This project demonstrates sentiment analysis on tweets related to US airlines using the BERT architecture into 3 classes - positive, negative and neutral. The dataset used for this project is the Twitter US Airline Sentiment Dataset which contains tweets labeled as positive, neutral, or negative sentiments for six major US airlines.
In this project, we finetune the pre-trained BERT (Bidirectional Encoder Representations from Transformers) model to perform sentiment analysis on tweets. The main steps of the project are as follows:
-
Data Preprocessing: Tweets are cleaned, removing links, usernames, emojis, and non-alphabetic characters.
-
Label Encoding: Sentiment labels ("positive", "neutral", "negative") are encoded into numerical values.
-
Model: A pre-trained BERT model for sequence classification is loaded and fine-tuned for sentiment analysis task.
-
Training: The model is trained using a custom dataset containing tweet text and encoded labels.
-
Evaluation: Model performance is evaluated on test set using different classification metrics such as accuracy.
Before running the python application, we'll need the following:
- Python 3.10.12 installed
- Necessary packages (install using pip install -r requirements.txt)
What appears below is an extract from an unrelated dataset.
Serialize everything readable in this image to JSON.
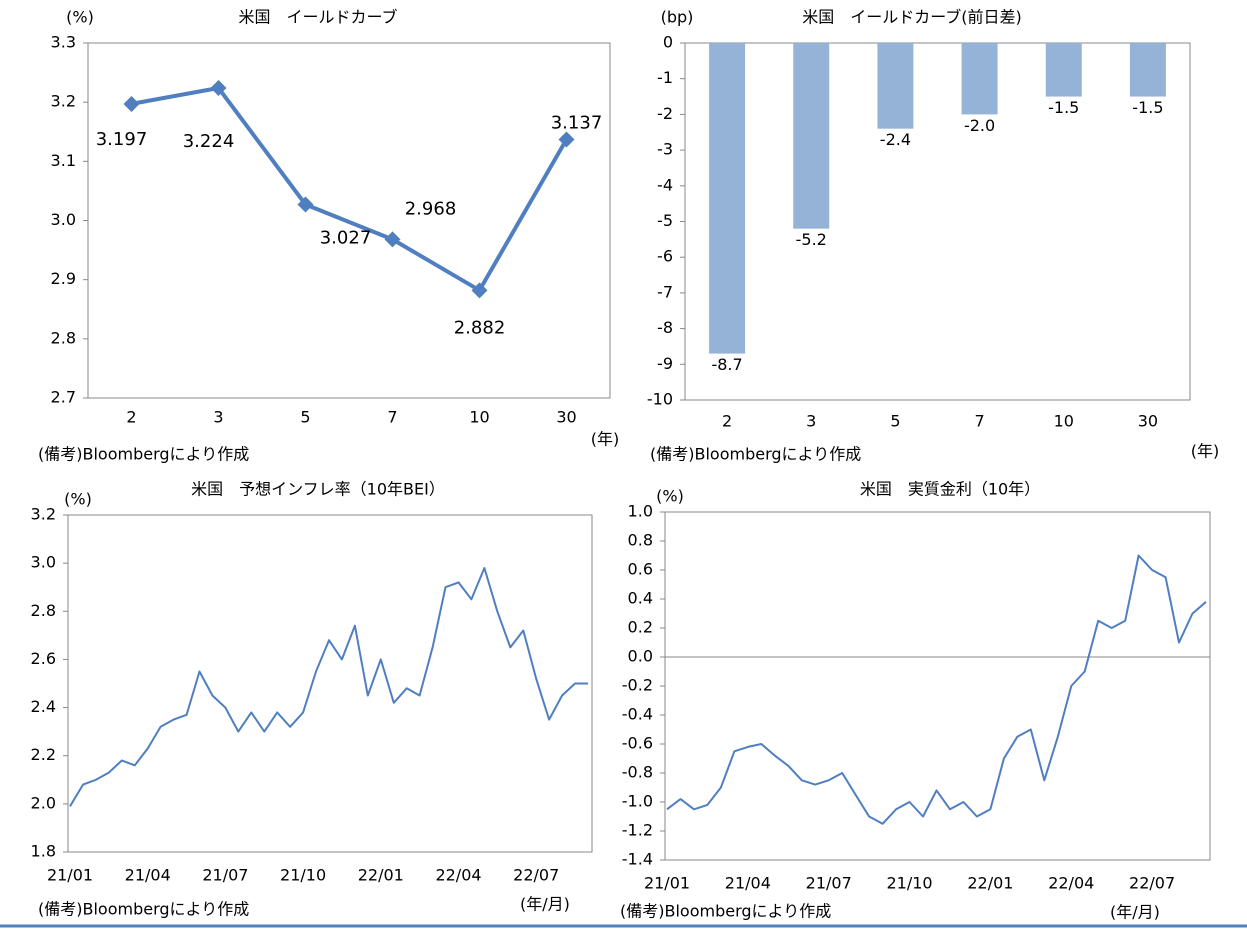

Step 1. Clone the repository to your local machine and then switch to code directory
git clone https://github.com/gautamgc17/Bert-for-Sentiment-Analysis.git
cd Bert-for-Sentiment-Analysis
Step 2. Create a Virtual Environment and install Dependencies
pip install virtualenv
Create a new Virtual Environment for the project and activate it.
virtualenv env
env\Scripts\activate
Now install the project dependencies in this virtual environment, which are listed in requirements.txt
.
pip install -r requirements.txt
Step3. Download dataset
Download the Twitter US Airline Sentiment Dataset and save it as Tweets.csv
in the repository's root directory.
Step 4. Run the Python application for model training
python sentiment_analysis.py
Accuracy Obtained on Test-Set : 87%